Re: [PATCH v2] of: overlay: log the error cause on resolver failure

From: Frank Rowand
Date: Thu Feb 27 2020 - 14:30:49 EST


On 2/27/20 2:11 AM, Luca Ceresoli wrote:
> Hi Frank,
>
> On 26/02/20 04:53, Frank Rowand wrote:
>> On 2/25/20 10:45 AM, Luca Ceresoli wrote:
>>> For some of its error paths, of_resolve_phandles() only logs a very generic
>>> error which does not help much in finding the origin of the problem:
>>>
>>> OF: resolver: overlay phandle fixup failed: -22
>>>
>>> Add error messages for all the error paths that don't have one. Now a
>>> specific message is always emitted, thus also remove the generic catch-all
>>> message emitted before returning.
>>>
>>> For example, in case a DT overlay has a fixup node that is not present in
>>> the base DT __symbols__, this error is now logged:
>>>
>>> OF: resolver: node gpio9 not found in base DT, fixup failed
>>>
>>> Signed-off-by: Luca Ceresoli <luca@xxxxxxxxxxxxxxxx>
>>> Cc: Geert Uytterhoeven <geert@xxxxxxxxxxxxxx>
>>> ---
>>>
>>> I don't know in detail the meaning of the adjust_local_phandle_references()
>>> and update_usages_of_a_phandle_reference() error paths, thus I have put
>>> pretty generic messages. Any suggestion on better wording would be welcome.
>>
>> If you have not read the code to understand what the meaning of
>> the errors are, you should not be suggesting changes to the error
>> messages.
>>
>> Only one of the issues detected as errors can possibly be something
>> other than an error either in the resolver.c code or the dtc
>> compiler -- a missing symbol in the live devicetree. This may
>> be because of failing to compile the base devicetree without
>> symbols, depending on a symbol from another overlay where the
>> other overlay has not been applied, or depending on a symbol
>> from another overlay where the other overlay is applied but
>> the overlay was not compiled with symbols. (Not meant to be
>> an exhaustive list, but it might be.) Thus the missing
>> symbol problem might be fixable without a fix to kernel
>> code. The error message philosophy for overlay related
>> errors is to minimize error messages that help diagnose
>> the precise cause of a kernel code bug, with the intent
>> of keeping the code more compact and readable. When a
>> bug occurs, debugging messages can be added for the
>> debug session.
>
> Got it, sorry about that.
>
>> Following this philosophy, only the message in the second
>> patch chunk is ok.
>
> Then I think you can apply the v1 patch which only contains the message
> about the problem I experienced, and which was caused by an incorrect DTO:
>
> https://patchwork.ozlabs.org/patch/1243987/
>
> Just ignore the note saying the patch is not for mainline, it's wrong.
>

Mostly yes, v1 contains the one place a message should be added.

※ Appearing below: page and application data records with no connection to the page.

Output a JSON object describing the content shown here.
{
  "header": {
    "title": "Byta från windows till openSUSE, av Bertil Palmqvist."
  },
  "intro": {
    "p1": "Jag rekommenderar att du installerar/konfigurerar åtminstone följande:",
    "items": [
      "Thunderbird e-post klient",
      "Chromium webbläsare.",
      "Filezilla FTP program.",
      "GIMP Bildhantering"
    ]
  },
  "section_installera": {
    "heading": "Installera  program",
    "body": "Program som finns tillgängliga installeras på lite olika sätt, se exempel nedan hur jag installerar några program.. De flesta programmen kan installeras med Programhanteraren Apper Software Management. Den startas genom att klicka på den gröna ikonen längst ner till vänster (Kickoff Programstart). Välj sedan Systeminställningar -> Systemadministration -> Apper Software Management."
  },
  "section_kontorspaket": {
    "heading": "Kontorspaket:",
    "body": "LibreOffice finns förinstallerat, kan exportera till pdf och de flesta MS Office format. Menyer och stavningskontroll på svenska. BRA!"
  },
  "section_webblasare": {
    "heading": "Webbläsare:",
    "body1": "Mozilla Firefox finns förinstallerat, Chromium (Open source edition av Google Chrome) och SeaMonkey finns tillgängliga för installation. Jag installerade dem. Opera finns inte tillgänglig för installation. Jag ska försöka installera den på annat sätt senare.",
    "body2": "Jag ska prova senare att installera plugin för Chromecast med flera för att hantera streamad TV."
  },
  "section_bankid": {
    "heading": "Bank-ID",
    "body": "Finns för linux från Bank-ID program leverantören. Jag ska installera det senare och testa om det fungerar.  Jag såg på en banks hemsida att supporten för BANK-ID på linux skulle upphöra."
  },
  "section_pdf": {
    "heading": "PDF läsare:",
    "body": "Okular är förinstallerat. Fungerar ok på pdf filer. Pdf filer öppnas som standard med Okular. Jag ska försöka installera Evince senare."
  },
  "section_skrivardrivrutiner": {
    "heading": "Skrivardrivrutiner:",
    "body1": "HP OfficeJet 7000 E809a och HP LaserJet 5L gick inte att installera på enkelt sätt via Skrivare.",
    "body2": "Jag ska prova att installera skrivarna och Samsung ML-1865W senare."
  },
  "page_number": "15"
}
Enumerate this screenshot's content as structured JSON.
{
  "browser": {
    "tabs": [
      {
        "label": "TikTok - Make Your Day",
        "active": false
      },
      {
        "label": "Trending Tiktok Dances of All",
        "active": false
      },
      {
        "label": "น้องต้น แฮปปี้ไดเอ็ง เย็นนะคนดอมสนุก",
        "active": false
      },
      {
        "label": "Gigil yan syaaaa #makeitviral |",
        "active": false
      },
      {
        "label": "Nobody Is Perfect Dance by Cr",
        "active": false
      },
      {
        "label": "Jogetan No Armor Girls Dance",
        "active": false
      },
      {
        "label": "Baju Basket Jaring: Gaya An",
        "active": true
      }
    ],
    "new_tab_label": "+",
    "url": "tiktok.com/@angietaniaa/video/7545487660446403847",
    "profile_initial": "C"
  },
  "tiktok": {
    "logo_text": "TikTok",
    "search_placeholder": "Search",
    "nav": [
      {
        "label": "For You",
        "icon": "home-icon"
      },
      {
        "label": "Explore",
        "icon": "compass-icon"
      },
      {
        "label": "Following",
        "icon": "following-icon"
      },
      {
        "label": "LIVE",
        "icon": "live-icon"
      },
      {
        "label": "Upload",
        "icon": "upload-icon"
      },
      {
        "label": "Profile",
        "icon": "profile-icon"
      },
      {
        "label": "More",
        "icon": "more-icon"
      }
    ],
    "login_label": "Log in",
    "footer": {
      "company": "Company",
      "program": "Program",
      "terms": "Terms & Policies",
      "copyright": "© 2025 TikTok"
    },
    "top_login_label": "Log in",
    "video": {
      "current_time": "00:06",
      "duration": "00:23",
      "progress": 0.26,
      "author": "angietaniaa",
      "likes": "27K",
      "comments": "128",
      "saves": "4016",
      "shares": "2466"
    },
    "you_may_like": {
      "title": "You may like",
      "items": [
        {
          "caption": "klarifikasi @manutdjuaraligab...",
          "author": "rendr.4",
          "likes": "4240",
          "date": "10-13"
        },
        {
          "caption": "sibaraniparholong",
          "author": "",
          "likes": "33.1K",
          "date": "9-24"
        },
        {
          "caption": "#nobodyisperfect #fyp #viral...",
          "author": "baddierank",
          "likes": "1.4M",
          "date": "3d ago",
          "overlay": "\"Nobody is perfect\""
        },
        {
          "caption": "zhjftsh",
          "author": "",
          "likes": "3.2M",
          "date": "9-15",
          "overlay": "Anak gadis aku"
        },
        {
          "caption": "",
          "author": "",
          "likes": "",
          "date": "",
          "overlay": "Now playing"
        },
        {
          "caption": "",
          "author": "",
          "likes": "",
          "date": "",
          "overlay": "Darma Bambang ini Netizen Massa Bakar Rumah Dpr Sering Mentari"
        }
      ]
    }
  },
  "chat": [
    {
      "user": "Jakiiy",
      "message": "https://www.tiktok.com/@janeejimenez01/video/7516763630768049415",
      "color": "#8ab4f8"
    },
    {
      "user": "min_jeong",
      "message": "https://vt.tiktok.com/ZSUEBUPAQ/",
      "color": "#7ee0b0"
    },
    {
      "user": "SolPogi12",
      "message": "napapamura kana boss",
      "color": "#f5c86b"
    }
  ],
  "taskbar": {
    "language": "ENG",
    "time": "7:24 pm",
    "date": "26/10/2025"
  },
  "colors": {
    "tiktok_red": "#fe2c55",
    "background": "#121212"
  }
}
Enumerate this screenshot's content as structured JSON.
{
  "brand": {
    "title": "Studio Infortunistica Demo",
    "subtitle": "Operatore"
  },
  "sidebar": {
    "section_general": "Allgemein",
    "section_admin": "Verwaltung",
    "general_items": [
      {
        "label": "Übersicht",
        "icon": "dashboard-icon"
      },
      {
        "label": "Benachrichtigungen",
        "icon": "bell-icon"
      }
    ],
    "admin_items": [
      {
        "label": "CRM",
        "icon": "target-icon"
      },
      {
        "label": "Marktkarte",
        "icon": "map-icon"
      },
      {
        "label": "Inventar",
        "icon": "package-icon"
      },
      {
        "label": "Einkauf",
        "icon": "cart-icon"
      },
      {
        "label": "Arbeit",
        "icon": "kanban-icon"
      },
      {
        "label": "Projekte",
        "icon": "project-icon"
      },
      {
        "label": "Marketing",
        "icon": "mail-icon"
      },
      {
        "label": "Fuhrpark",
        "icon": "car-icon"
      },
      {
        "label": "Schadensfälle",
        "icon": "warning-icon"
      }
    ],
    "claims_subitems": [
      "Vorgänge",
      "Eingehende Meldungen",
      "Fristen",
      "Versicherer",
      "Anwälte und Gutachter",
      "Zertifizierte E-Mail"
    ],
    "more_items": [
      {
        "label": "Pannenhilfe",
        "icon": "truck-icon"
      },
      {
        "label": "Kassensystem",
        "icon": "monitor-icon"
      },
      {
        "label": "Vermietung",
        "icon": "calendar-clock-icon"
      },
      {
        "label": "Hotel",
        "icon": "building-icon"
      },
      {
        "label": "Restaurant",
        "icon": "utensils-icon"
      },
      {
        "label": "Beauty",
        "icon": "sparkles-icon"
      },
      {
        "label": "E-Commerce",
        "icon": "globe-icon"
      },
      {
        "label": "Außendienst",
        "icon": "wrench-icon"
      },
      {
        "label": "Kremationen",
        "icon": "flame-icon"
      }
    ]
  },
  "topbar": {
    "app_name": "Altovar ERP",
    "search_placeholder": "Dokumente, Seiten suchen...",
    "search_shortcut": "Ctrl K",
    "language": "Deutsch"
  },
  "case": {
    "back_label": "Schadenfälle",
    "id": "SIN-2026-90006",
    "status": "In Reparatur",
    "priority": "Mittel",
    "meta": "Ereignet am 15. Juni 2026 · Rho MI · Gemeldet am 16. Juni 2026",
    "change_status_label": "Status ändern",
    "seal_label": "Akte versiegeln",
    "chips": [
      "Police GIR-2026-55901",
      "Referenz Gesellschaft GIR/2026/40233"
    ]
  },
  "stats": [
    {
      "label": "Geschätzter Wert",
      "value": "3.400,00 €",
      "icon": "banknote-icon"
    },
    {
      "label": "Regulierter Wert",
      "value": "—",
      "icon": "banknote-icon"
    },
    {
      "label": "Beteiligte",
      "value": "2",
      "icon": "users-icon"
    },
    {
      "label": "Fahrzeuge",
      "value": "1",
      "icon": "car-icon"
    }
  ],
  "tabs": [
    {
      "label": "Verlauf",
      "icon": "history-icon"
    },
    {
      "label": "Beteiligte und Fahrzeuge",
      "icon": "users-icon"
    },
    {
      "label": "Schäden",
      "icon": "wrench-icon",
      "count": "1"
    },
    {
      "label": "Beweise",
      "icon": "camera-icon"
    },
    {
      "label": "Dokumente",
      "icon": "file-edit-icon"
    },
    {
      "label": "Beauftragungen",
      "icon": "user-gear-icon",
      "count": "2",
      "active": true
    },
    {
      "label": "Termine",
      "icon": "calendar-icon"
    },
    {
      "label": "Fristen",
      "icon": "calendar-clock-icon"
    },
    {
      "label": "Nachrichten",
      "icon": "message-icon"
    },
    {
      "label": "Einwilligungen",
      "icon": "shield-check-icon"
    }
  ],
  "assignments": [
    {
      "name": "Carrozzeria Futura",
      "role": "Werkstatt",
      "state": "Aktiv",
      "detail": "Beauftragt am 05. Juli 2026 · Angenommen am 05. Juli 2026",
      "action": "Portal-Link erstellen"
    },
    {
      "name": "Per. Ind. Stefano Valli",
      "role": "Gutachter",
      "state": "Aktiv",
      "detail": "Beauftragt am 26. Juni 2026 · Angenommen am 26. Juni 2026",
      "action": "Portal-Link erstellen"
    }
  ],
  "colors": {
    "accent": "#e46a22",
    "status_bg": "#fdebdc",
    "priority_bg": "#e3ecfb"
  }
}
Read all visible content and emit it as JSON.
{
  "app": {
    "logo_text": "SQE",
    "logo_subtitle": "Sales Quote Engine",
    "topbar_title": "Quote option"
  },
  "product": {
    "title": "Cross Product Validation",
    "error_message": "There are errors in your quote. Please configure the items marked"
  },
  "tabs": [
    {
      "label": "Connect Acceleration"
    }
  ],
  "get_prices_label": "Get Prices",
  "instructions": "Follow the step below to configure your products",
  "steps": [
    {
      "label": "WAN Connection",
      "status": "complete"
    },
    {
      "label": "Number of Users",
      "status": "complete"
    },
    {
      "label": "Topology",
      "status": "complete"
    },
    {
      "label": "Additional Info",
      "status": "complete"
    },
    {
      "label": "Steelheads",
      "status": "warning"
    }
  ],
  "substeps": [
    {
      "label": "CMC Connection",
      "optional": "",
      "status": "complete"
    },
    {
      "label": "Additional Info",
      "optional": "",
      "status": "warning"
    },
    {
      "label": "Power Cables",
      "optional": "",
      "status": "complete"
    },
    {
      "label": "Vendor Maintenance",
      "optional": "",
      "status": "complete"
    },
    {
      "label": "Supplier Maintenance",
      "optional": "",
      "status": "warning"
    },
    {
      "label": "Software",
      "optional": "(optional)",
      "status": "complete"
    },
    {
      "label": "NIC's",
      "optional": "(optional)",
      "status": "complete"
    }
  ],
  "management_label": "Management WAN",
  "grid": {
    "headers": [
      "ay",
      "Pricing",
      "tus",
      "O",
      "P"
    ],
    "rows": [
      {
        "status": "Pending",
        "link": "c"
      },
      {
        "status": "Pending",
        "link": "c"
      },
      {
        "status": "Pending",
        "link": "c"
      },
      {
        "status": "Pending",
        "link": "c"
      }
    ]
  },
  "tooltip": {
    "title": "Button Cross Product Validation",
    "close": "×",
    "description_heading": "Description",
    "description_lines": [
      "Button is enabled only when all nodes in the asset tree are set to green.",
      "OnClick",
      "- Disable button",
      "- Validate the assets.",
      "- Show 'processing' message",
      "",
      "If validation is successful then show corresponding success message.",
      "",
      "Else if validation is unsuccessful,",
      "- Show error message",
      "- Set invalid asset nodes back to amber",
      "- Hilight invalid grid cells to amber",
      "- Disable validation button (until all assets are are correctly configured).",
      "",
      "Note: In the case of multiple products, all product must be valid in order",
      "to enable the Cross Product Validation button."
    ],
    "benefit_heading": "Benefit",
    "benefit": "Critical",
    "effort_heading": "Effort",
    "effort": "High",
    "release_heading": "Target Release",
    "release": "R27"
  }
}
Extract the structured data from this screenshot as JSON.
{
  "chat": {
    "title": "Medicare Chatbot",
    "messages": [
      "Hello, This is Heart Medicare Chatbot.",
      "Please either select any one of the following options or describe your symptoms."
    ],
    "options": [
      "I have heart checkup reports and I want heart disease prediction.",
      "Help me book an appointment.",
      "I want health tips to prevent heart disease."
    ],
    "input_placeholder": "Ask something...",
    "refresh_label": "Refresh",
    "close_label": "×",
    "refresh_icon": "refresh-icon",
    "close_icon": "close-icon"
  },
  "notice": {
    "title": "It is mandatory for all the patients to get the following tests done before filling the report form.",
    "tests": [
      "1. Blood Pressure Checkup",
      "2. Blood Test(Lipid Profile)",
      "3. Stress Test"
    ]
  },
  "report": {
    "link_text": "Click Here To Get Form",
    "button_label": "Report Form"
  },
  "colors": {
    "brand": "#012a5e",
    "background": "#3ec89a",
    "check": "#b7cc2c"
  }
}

Let me bike shed a little bit though.

I suggested a different wording for the message in v2, but I
do not think my attempt at wording was precise enough. I
would instead suggest:

"node label '%s' not found in live devicetree symbols table\n"

Some subtle differences.
- It is a node label, not a node name.
- If multiple overlays are applied, then the intention may have
been to supply the node label via a previously applied overlay
instead of from the base devicetree. So specifying the live
devicetree is more accurate.

Please submit v3 for mainline.

Thanks,

Frank